Tom served as Dean of Adams State's School of Business for ten years. He was named Vice President for External Affairs in 1993; one year later he was moved to Vice President for Administration. He was appointed president in 1995.
"I was always amazed at how generous people were when it came to the college," Tom said. "For every public demonstration of charity, there are those quietly behind the scenes helping as well, and that is wonderful to see."
Tom is currently chairman of the Board of the San Luis Valley Federal Bank, Chairman of the Alamosa Ranch advisory committee, on the economic restructuring committee for the city, and is involved in the Boys and Girls Club.
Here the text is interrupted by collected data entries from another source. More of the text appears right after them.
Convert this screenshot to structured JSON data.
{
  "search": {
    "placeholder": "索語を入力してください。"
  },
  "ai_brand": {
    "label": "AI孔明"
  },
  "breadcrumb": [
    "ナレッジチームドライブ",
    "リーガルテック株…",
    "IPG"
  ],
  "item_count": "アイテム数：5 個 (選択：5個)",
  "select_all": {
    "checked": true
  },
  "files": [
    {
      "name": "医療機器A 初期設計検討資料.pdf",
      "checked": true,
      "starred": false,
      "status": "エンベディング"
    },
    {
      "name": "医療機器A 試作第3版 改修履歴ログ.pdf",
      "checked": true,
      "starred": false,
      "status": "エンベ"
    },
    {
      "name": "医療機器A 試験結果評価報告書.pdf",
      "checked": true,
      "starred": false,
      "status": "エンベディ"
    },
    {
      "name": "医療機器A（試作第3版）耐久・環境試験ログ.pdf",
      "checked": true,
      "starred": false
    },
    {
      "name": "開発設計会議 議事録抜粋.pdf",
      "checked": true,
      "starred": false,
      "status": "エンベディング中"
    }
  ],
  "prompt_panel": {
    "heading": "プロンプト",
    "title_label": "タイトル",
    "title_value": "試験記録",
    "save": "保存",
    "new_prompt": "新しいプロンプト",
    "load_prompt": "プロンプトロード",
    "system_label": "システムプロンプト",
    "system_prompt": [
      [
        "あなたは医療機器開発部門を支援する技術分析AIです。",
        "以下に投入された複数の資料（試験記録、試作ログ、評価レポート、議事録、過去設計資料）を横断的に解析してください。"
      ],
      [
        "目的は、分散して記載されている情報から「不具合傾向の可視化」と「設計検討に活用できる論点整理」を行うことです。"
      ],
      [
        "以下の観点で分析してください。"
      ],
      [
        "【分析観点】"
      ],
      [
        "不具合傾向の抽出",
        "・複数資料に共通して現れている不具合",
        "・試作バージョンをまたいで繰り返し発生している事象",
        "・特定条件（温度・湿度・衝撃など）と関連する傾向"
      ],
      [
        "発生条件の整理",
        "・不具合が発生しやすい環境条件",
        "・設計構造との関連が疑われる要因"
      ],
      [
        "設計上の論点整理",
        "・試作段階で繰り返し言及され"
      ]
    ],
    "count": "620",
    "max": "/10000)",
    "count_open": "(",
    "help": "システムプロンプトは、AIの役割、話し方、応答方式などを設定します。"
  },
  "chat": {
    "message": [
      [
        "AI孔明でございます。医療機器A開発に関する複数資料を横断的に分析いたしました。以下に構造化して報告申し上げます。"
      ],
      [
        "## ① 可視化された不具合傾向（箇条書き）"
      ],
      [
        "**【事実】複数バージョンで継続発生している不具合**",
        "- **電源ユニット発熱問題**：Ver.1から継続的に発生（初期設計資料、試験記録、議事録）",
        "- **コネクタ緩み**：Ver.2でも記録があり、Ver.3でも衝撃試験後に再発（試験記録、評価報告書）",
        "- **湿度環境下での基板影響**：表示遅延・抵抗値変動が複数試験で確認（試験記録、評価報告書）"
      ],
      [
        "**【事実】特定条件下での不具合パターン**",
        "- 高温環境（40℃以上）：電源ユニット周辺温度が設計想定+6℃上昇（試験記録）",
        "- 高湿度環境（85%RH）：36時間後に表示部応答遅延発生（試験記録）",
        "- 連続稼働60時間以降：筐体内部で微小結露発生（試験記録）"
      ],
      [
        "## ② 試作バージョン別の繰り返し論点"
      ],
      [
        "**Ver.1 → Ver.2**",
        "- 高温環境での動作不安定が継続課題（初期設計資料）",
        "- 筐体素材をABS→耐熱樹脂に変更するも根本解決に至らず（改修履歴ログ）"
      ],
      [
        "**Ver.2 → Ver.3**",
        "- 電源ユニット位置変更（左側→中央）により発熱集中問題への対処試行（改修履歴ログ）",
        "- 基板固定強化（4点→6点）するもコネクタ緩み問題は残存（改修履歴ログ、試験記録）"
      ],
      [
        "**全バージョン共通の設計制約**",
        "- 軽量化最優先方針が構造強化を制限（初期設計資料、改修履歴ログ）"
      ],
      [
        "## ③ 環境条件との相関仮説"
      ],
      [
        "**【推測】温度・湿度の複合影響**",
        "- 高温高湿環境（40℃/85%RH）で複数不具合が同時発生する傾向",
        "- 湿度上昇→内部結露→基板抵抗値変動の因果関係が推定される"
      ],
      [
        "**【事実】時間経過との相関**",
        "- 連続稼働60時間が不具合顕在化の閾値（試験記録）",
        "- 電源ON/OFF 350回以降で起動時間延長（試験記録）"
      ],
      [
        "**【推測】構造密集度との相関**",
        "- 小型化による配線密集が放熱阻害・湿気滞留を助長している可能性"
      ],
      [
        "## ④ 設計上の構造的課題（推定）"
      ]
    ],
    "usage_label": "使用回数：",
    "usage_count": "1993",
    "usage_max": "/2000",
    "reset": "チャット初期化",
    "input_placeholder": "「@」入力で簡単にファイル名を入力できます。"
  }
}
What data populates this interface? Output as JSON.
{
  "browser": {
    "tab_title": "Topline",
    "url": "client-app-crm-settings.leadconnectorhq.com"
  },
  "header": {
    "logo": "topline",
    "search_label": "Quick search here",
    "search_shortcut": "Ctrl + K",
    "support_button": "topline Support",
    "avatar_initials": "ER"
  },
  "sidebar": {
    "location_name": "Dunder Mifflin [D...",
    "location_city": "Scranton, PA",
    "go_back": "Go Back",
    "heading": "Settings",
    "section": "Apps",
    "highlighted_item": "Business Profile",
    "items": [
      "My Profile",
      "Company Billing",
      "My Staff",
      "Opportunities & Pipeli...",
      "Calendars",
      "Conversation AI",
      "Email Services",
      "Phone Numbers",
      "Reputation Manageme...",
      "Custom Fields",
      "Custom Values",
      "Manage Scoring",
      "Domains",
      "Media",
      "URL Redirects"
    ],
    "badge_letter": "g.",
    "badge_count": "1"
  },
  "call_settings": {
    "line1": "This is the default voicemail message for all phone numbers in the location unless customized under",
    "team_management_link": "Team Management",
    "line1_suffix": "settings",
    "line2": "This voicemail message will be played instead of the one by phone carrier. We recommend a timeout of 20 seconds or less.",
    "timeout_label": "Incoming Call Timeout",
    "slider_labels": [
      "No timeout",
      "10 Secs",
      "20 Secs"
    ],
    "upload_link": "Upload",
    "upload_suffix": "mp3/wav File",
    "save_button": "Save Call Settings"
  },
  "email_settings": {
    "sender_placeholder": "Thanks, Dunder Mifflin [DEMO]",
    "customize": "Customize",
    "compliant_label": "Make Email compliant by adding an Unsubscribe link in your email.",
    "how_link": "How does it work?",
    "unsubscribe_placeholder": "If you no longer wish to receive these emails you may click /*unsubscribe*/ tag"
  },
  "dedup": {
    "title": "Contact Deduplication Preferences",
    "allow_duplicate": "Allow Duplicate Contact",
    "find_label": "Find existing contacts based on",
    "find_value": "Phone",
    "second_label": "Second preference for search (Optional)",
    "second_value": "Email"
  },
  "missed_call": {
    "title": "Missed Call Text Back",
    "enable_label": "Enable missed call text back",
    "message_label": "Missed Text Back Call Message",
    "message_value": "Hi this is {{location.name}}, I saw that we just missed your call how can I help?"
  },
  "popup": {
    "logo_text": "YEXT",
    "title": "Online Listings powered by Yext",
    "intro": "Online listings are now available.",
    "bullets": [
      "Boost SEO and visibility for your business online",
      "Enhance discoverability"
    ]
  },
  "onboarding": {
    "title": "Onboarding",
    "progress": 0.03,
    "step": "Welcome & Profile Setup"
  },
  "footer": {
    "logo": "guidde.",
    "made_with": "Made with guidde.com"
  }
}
Pat has been active in church work, served on the Alamosa Public Library Board and is a Friend of the Library.
Their youngest child, Erin, said she is proud of her parents.
"They have always been pro-education," Erin said. "As we were growing up our curiosity was encouraged. No subject or question was taboo. My parents have given their children the love of learning and discovering yourself."
The Gilmores contribute to the Boys & Girls Club of the San Luis Valley, La Puente (the SLV's homeless shelter), their church and Adams State College.
Their two sons, Jeff '94 and Mark '98, graduated from Adams State College and so have many of their nieces and nephews.
"We always will have a sense of belonging to the college," Tom said.
From president to nanny, Tom and Pat now devote their time caring for two of their grandchildren, Emma 5 and Parker 16 months.
"We have had a great life and try to give back to the community and our family," Tom said. "We have thoroughly enjoyed our association with Adams State College."